Quando entrei na imprensa catarinense era lendária a sua história de briga com a RBS e seu solitário protesto deitado em frente à empresa, exigindo seus direitos. Lendários também eram seus textos, suas reportagens cheias de viço e bossa. Renan era um repórter, absolutamente repórter. Com o passar dos anos a gente ouvia falar: Renan tá na China, Renan tá na guerra, Renan está incomodando alguém. Ele era um furacão. E a gente lia suas reportagens com quem sorve uma água fresca no deserto. Escrevia como ninguém e era capaz de fazer um baita texto sem quase nada. Só observando e descrevendo. 

A última vez que o vi foi, brevemente, por ocasião da campanha do Nildo Ouriques, como candidato a candidato à presidência. Ali estava ele, grudado em mais uma causa impossível. Trabalhamos em uníssono. Foi a primeira vez. 

Depois, fui acompanhando sua luta com o transplante e tudo mais. No dia em que vi sua última postagem liguei para o Nildo e disse: o Renan vai sair de mais uma, ele sempre sai. Danado, não saiu. 

Fica aqui meu carinho por esse grandalhão do jornalismo, em todos os sentidos. Um repórter que iluminava o jornalismo com seu texto. E, por conta disso, é um desses mortos que nunca morrem.   

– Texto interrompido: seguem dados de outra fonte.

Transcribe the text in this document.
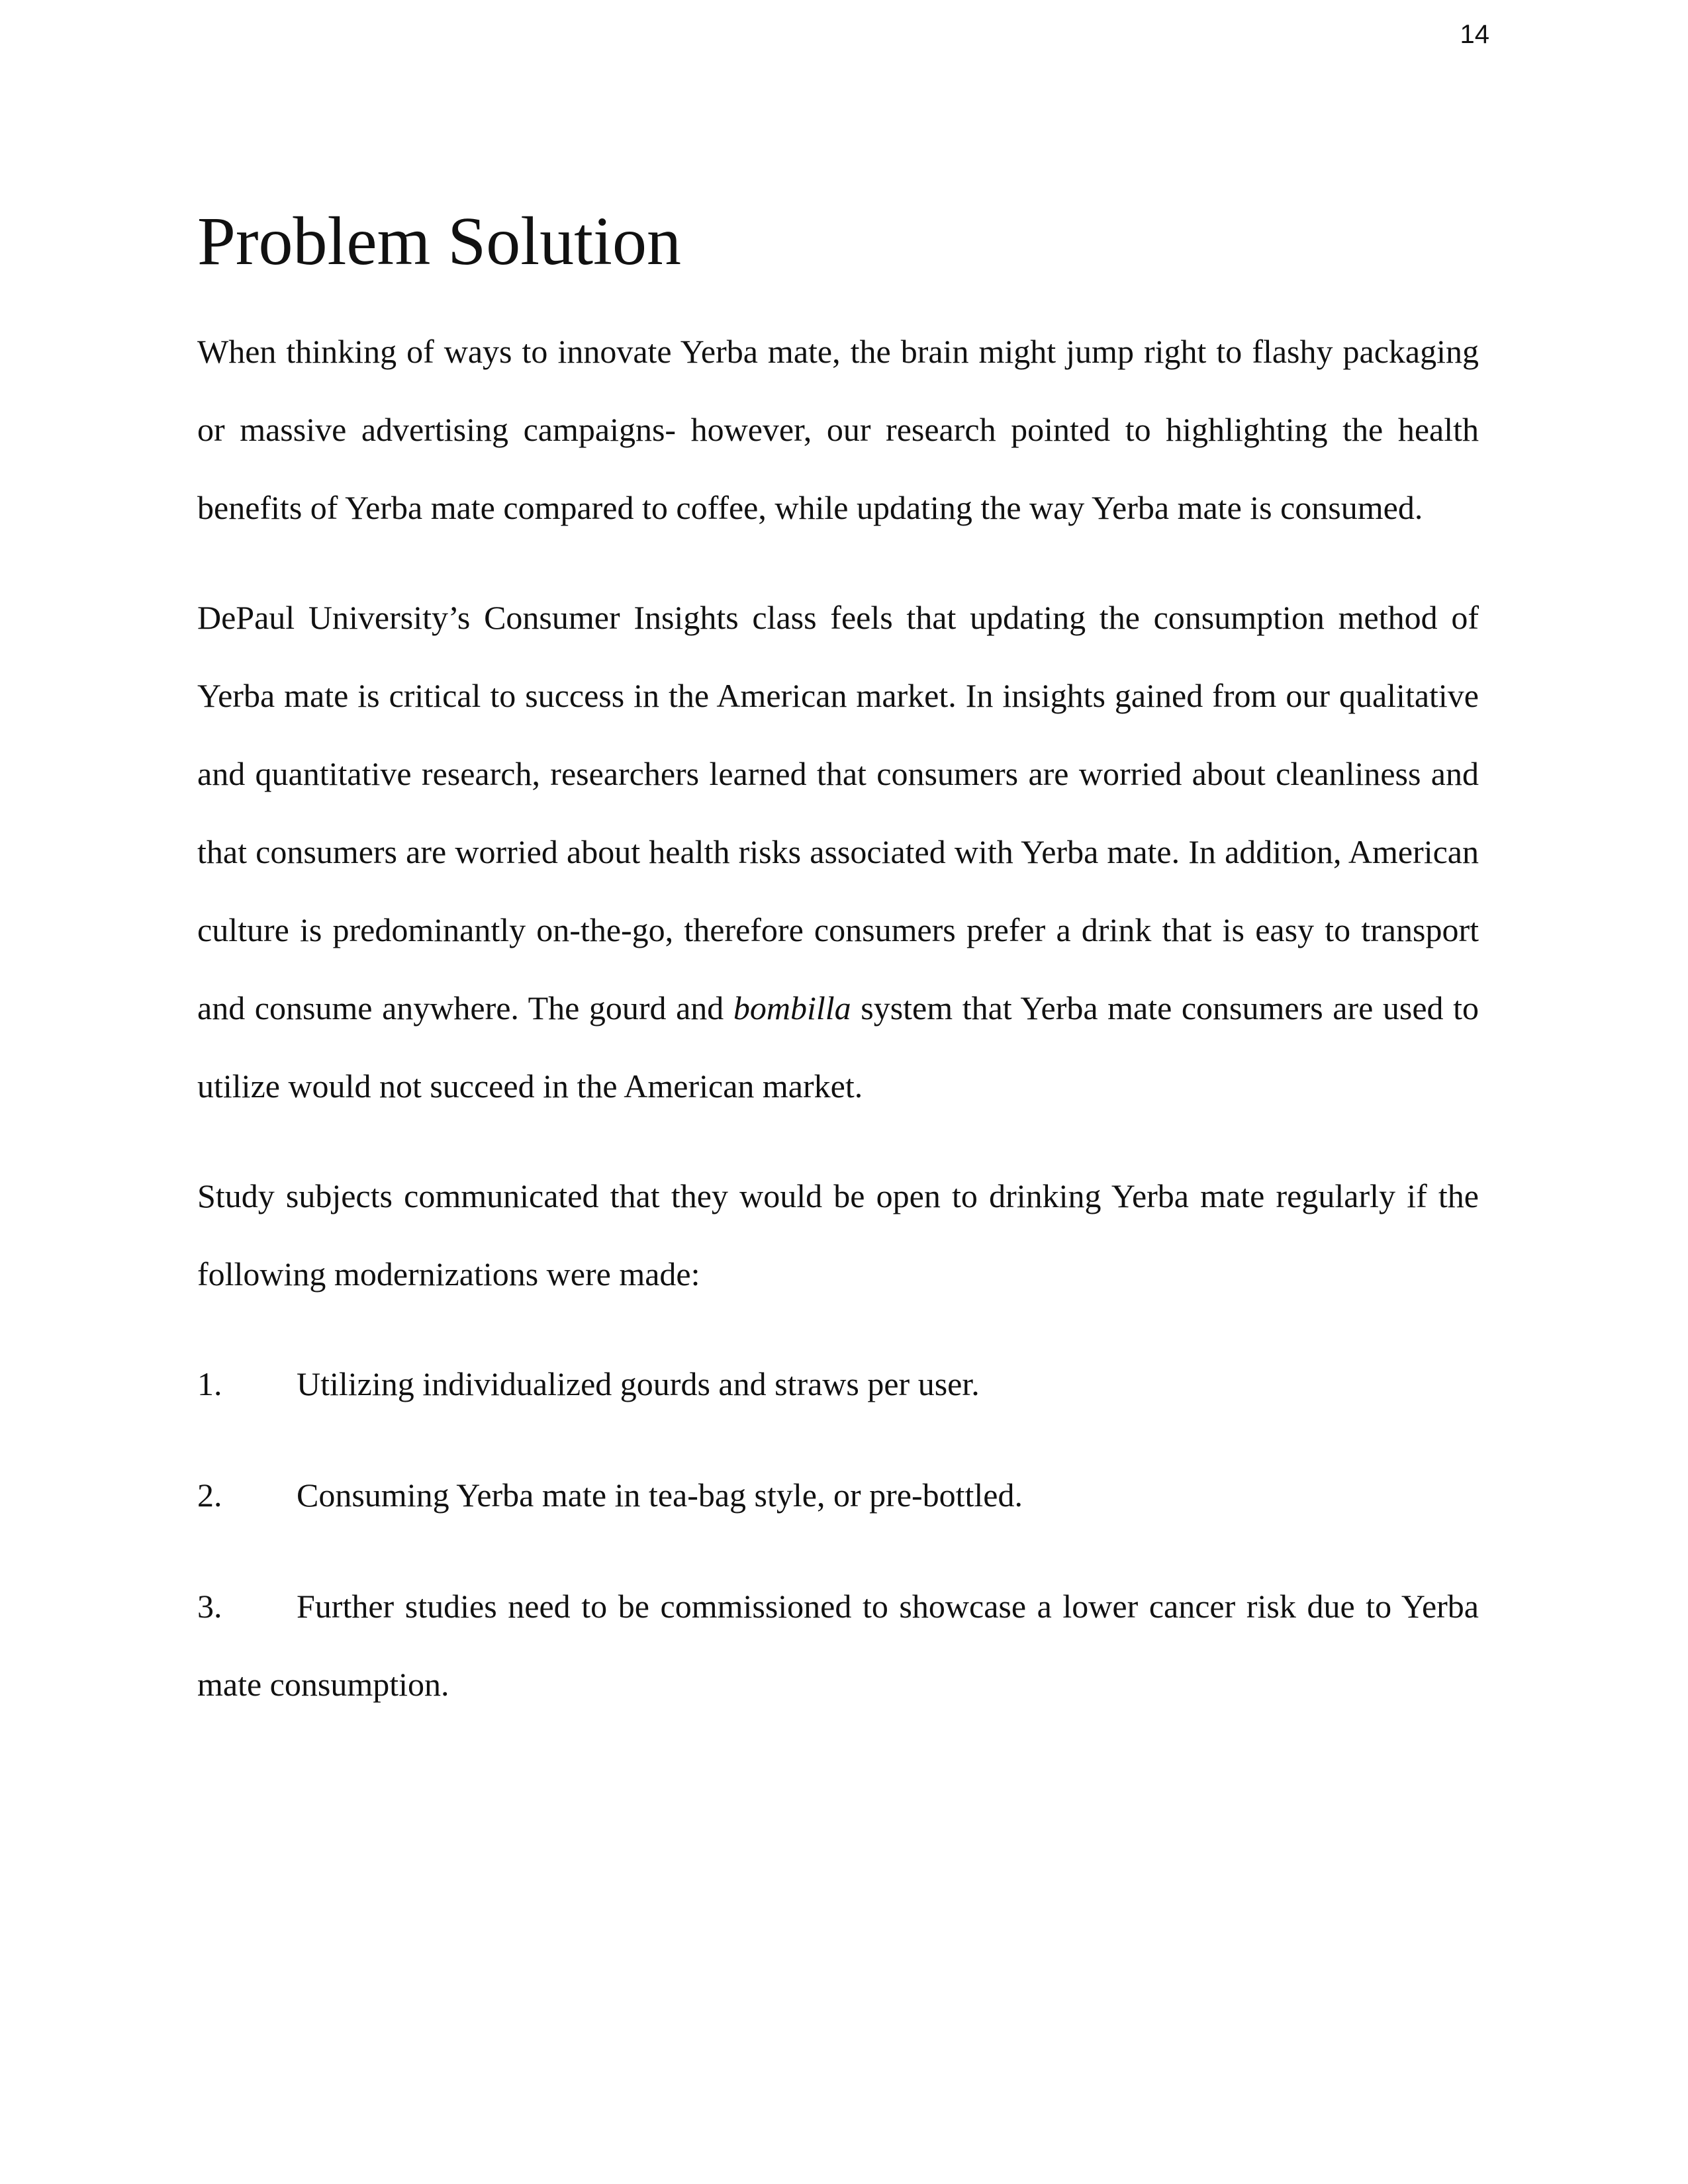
14
Problem Solution

When thinking of ways to innovate Yerba mate, the brain might jump right to flashy packaging or massive advertising campaigns- however, our research pointed to highlighting the health benefits of Yerba mate compared to coffee, while updating the way Yerba mate is consumed.

DePaul University’s Consumer Insights class feels that updating the consumption method of Yerba mate is critical to success in the American market. In insights gained from our qualitative and quantitative research, researchers learned that consumers are worried about cleanliness and that consumers are worried about health risks associated with Yerba mate. In addition, American culture is predominantly on-the-go, therefore consumers prefer a drink that is easy to transport and consume anywhere. The gourd and bombilla system that Yerba mate consumers are used to utilize would not succeed in the American market.

Study subjects communicated that they would be open to drinking Yerba mate regularly if the following modernizations were made:

1. Utilizing individualized gourds and straws per user.

2. Consuming Yerba mate in tea-bag style, or pre-bottled.

3. Further studies need to be commissioned to showcase a lower cancer risk due to Yerba mate consumption.
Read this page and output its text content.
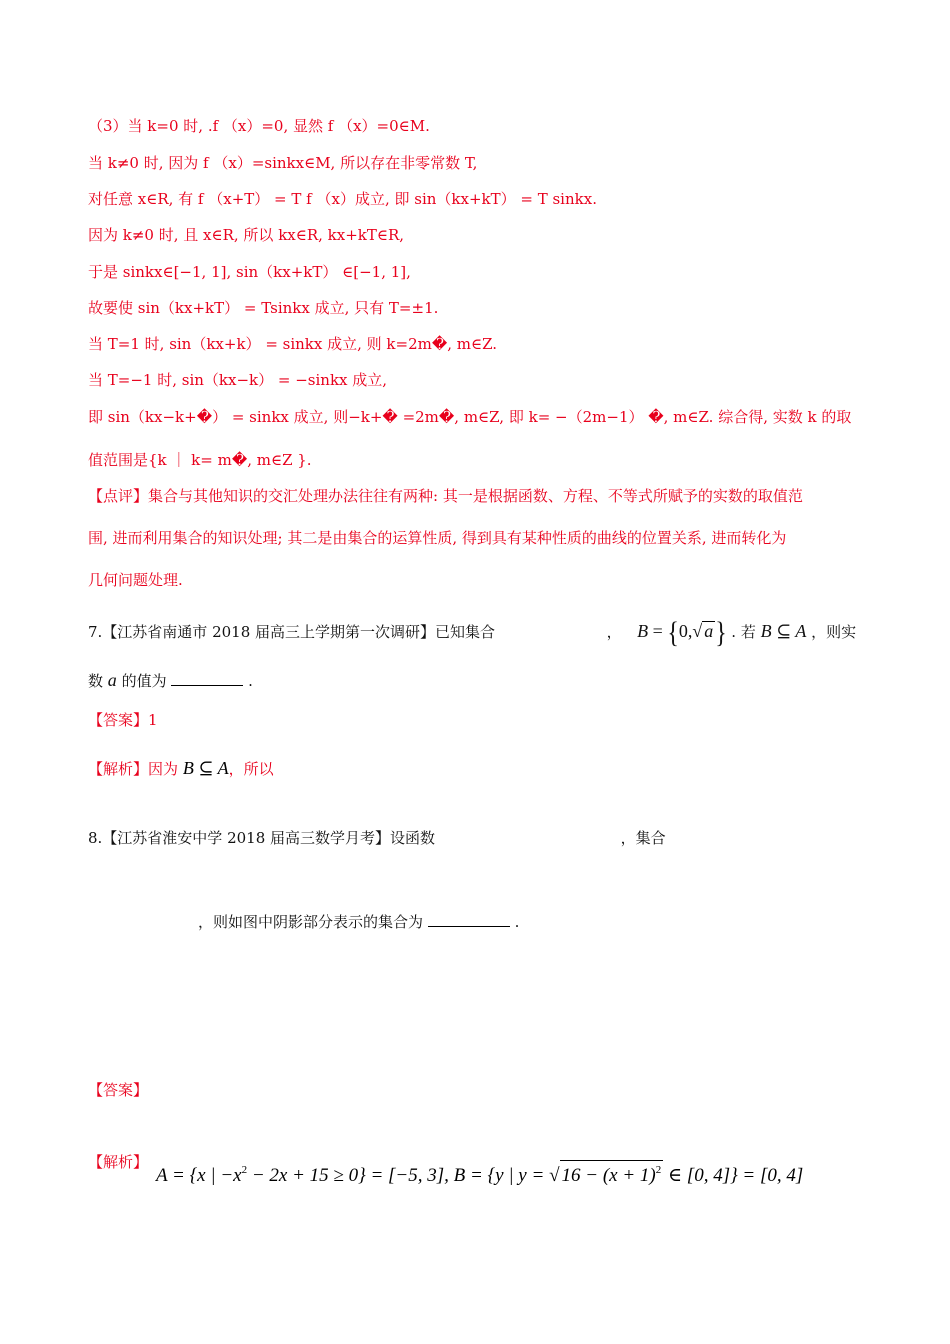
（3）当 k=0 时, .f （x）=0, 显然 f （x）=0∈M.
当 k≠0 时, 因为 f （x）=sinkx∈M, 所以存在非零常数 T,
对任意 x∈R, 有 f （x+T） = T f （x）成立, 即 sin（kx+kT） = T sinkx.
因为 k≠0 时, 且 x∈R, 所以 kx∈R, kx+kT∈R,
于是 sinkx∈[−1, 1], sin（kx+kT） ∈[−1, 1],
故要使 sin（kx+kT） = Tsinkx 成立, 只有 T=±1.
当 T=1 时, sin（kx+k） = sinkx 成立, 则 k=2m�, m∈Z.
当 T=−1 时, sin（kx−k） = −sinkx 成立,
即 sin（kx−k+�） = sinkx 成立, 则−k+� =2m�, m∈Z, 即 k= −（2m−1） �, m∈Z. 综合得, 实数 k 的取
值范围是{k ｜ k= m�, m∈Z }.
【点评】集合与其他知识的交汇处理办法往往有两种: 其一是根据函数、方程、不等式所赋予的实数的取值范
围, 进而利用集合的知识处理; 其二是由集合的运算性质, 得到具有某种性质的曲线的位置关系, 进而转化为
几何问题处理.
7.【江苏省南通市 2018 届高三上学期第一次调研】已知集合	， B = {0,√ a} . 若 B ⊆ A ，则实
数 a 的值为	.
【答案】1
【解析】因为 B ⊆ A，所以
8.【江苏省淮安中学 2018 届高三数学月考】设函数	，集合
，则如图中阴影部分表示的集合为	.
【答案】
【解析】
A = {x | $-x^2 - 2x + 15 \ge 0\} = [-5$, 3], B = {y | y = √ $16 - (x + 1)^2$ ∈ [0, 4]} = [0, 4]
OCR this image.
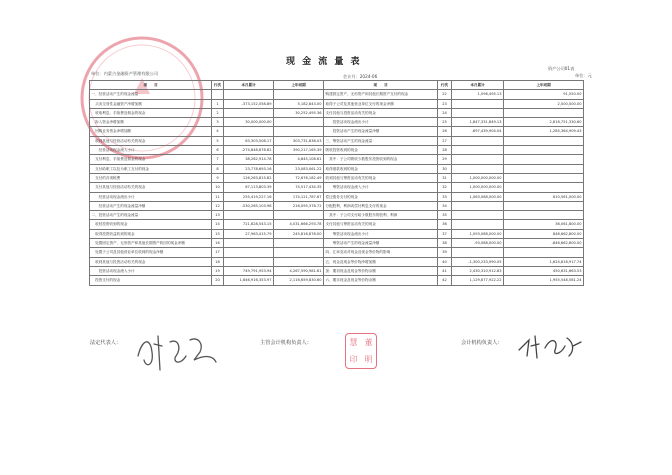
现 金 流 量 表
资产公司01表
单位：元
单位：内蒙古金融资产管理有限公司
会计月：2024-06
项　　目	行次	本月累计	上年同期	项　　目	行次	本月累计	上年同期
一、经营活动产生的现金流量：				购建固定资产、无形资产和其他长期资产支付的现金	22	1,096,495.13	91,550.00
　买卖交易性金融资产净增加额	1	-373,152,058.89	5,182,843.00	取得子公司及其他营业单位支付的现金净额	23		2,000,000.00
　收取利息、手续费及佣金的现金	2		30,252,495.36	支付其他与投资活动有关的现金	24		
　拆入资金净增加额	3	30,000,000.00		　　投资活动现金流出小计	25	1,847,331,849.13	2,816,751,330.60
　回购业务资金净增加额	4			　　投资活动产生的现金流量净额	26	-697,439,904.04	1,285,364,909.43
　收到其他与经营活动有关的现金	5	63,303,508.17	303,731,838.03	三、筹资活动产生的现金流量：	27		
　　经营活动现金流入小计	6	-274,848,876.82	390,217,165.39	吸收投资收到的现金	28		
　支付利息、手续费及佣金的现金	7	38,262,914.78	4,845,108.61	　其中：子公司吸收少数股东投资收到的现金	29		
　支付给职工以及为职工支付的现金	8	23,778,693.16	23,083,061.22	取得借款收到的现金	30		
　支付的各项税费	9	126,263,815.82	72,676,182.49	收到其他与筹资活动有关的现金	31	1,000,000,000.00	
　支付其他与经营活动有关的现金	10	67,113,803.39	74,517,434.35	　　筹资活动现金流入小计	32	1,000,000,000.00	
　　经营活动现金流出小计	11	255,419,227.16	174,121,787.67	偿还债务支付的现金	33	1,063,088,000.00	610,561,000.00
　　经营活动产生的现金流量净额	12	-530,265,103.98	216,095,378.72	分配股利、利润或偿付利息支付的现金	34		
二、投资活动产生的现金流量：	13			　其中：子公司支付给少数股东的股利、利润	35		
　收回投资收到的现金	14	721,828,543.15	4,031,666,293.78	支付其他与筹资活动有关的现金	36		36,061,800.00
　取得投资收益收到的现金	15	27,963,415.79	245,816,876.00	　　筹资活动现金流出小计	37	1,093,088,000.00	846,662,800.00
　处置固定资产、无形资产和其他长期资产收回的现金净额	16			　　筹资活动产生的现金流量净额	38	-93,088,000.00	-846,662,800.00
　处置子公司及其他营业单位收到的现金净额	17			四、汇率变动对现金及现金等价物的影响	39		
　收到其他与投资活动有关的现金	18			五、现金及现金等价物净增加额	40	-1,300,233,990.05	1,624,816,917.74
　　投资活动现金流入小计	19	749,791,953.94	4,267,590,981.61	加：期初现金及现金等价物余额	41	2,430,310,912.83	450,631,663.53
　投资支付的现金	20	1,846,916,353.97	2,116,659,830.60	六、期末现金及现金等价物余额	42	1,129,877,922.22	1,955,548,581.24
法定代表人：	主管会计机构负责人：	会计机构负责人：
慧 董
印 明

quarta-feira, 22 de abril de 2020

Notas da Pandemia

Acho chique quem nessa hora pandêmica consegue ler Hegel, estudar, escrever tese. Eu não consigo. Acordo de manhã, estupefata. Ufa. Tô viva. Olho para o lado e o peito do pai tá subindo e descendo. Outro alívio. Levanto, dou comida pra os bichos e com renovada surpresa vejo despertarem meu companheiro e meu sobrinho. Ufa de novo. 

A manhã passa rápida, consumida no trabalho das coisas do Iela. É o momento em que consigo suspender o pensamento e focar no que tenho de produzir do meu trabalho. Faço o que posso, distribuindo textos, vídeos, mas não tenho conseguido escrever em profundidade. Tudo está nebuloso. 

A tarde passa e eu nos cuidados com o pai. E o tempo todo essa turbulência no espírito. Estaremos vivos amanhã? Tento ler um livro, não dá. E quando a noite chega me encontra ainda nessa ebulição. Falo com amigos, família, mas a sensação de urgência continua. E até o pôr do sol é vislumbrado com uma nostalgia maior. De noite vejo as notícias e meu coração ensombrece. O mundo me dói. As pessoas morrendo sozinhas nos hospitais me doem. Os enterros solitários me doem. As pessoas chorando na porta dos hospitais me doem. Não consigo ficar de boa. Tudo está tão triste. Não entendo como algumas pessoas podem seguir vivendo como se nada. 

Eu sinto uma profunda tristeza. O Brasil me dói. Pela pandemia, pelo mau governo, pela inconsequência dos que ocupam o poder. São dias sombrios. Queria mais do que notas de repúdio. Não sei. Queria poder ficar leve. Mas não dá. Espero o sono, inquieta e incapaz de fixar atenção em nada. Acordo no meio da noite e olho para o pai. Respira. Volto a dormir . 

E no dia seguinte, acordo, estupefata.